Are server-side analytics a realistic alternative to client-side analytics for the average website?
Google Analytics is the most popular client-side analytics tool on the web. It is installed on more than 50% of all websites. From speaking to many website owners over the last few weeks, server logs, in general, are not seen as an ideal replacement for Google Analytics by most.
Some web hosting packages may come with server logs pre-installed and ready to use. For most of the others, it is a bit more complicated process to get them set up.
Trying to get the average website or business that is using Google Analytics right now to remove Google Analytics and switch to server-side analytics reminds me of that famous Hacker News comment about the announcement of Dropbox:
“You can already build such a system yourself quite trivially by getting an FTP account, mounting it locally with curlftpfs, and then using SVN or CVS on the mounted filesystem. From Windows or Mac, this FTP account could be accessed through built-in software.”
How would the average website or business owner that runs Google Analytics switch to a server log analytics system?
- You need to have access to a server. This is especially difficult when considering that many sites these days are hosted on proprietary CMS tools that don’t allow you to have server access
- Then you need to set up your server logs in the first place unless your server already supports them
- Then you need to enable archiving as by default server logs get discarded after the system processes them
- Then you need to redirect your server logs to another tool to parse them, organize the information into a format readable by people that are used to Google Analytics dashboard and then show the analytics reports with pretty charts and tables
- Then you need to figure out how to filter out bots from the data to get something that resembles the accuracy you are used to from client-side analytics
Some site owners are happy to do this process and that’s fine. I’ve been using server logs for a year or so since I decided to remove Google Analytics and before discovering and becoming part of Plausible Analytics.

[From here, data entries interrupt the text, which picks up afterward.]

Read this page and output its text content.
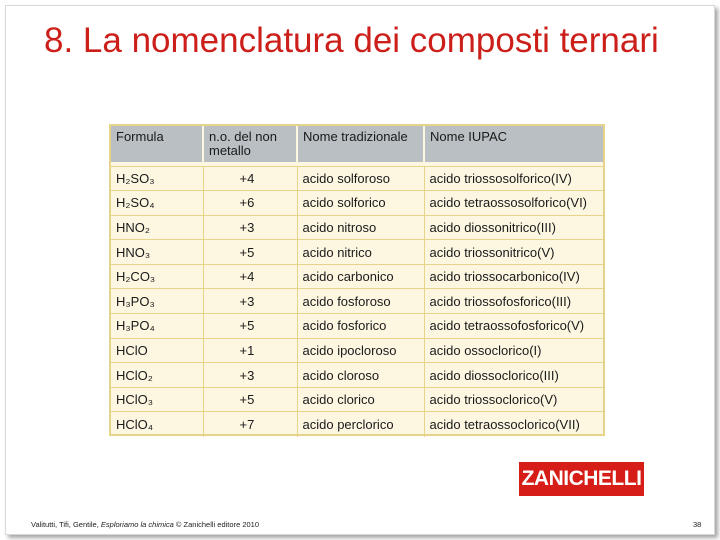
8. La nomenclatura dei composti ternari
Formula	n.o. del non metallo	Nome tradizionale	Nome IUPAC

H₂SO₃	+4	acido solforoso	acido triossosolforico(IV)
H₂SO₄	+6	acido solforico	acido tetraossosolforico(VI)
HNO₂	+3	acido nitroso	acido diossonitrico(III)
HNO₃	+5	acido nitrico	acido triossonitrico(V)
H₂CO₃	+4	acido carbonico	acido triossocarbonico(IV)
H₃PO₃	+3	acido fosforoso	acido triossofosforico(III)
H₃PO₄	+5	acido fosforico	acido tetraossofosforico(V)
HClO	+1	acido ipocloroso	acido ossoclorico(I)
HClO₂	+3	acido cloroso	acido diossoclorico(III)
HClO₃	+5	acido clorico	acido triossoclorico(V)
HClO₄	+7	acido perclorico	acido tetraossoclorico(VII)
ZANICHELLI
Valitutti, Tifi, Gentile, Esploriamo la chimica © Zanichelli editore 2010	38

But this is not a realistic solution for millions of websites running Google Analytics and donating their visitor and customer data to Google today. There is a need for a better plug and play solution.
Conclusion
Server logs are an option for some site owners with basic analytics needs that are happy to do the work to get it all set up and that can live with inaccuracies caused by so many web visitors being robots.
It would be difficult to get many site owners to remove Google Analytics and use server log analysis so we do need privacy-friendly JavaScript-based web analytics such as Plausible Analytics too.
These site owners need something user friendly, accurate and to actually convince them to make the move away from Google Analytics, they need something that can improve upon some of the issues they experience with Google Analytics.
If we insist all the websites remove Google Analytics and replace them with server logs, we will ultimately fail in the goal of restricting Google’s grip on the web.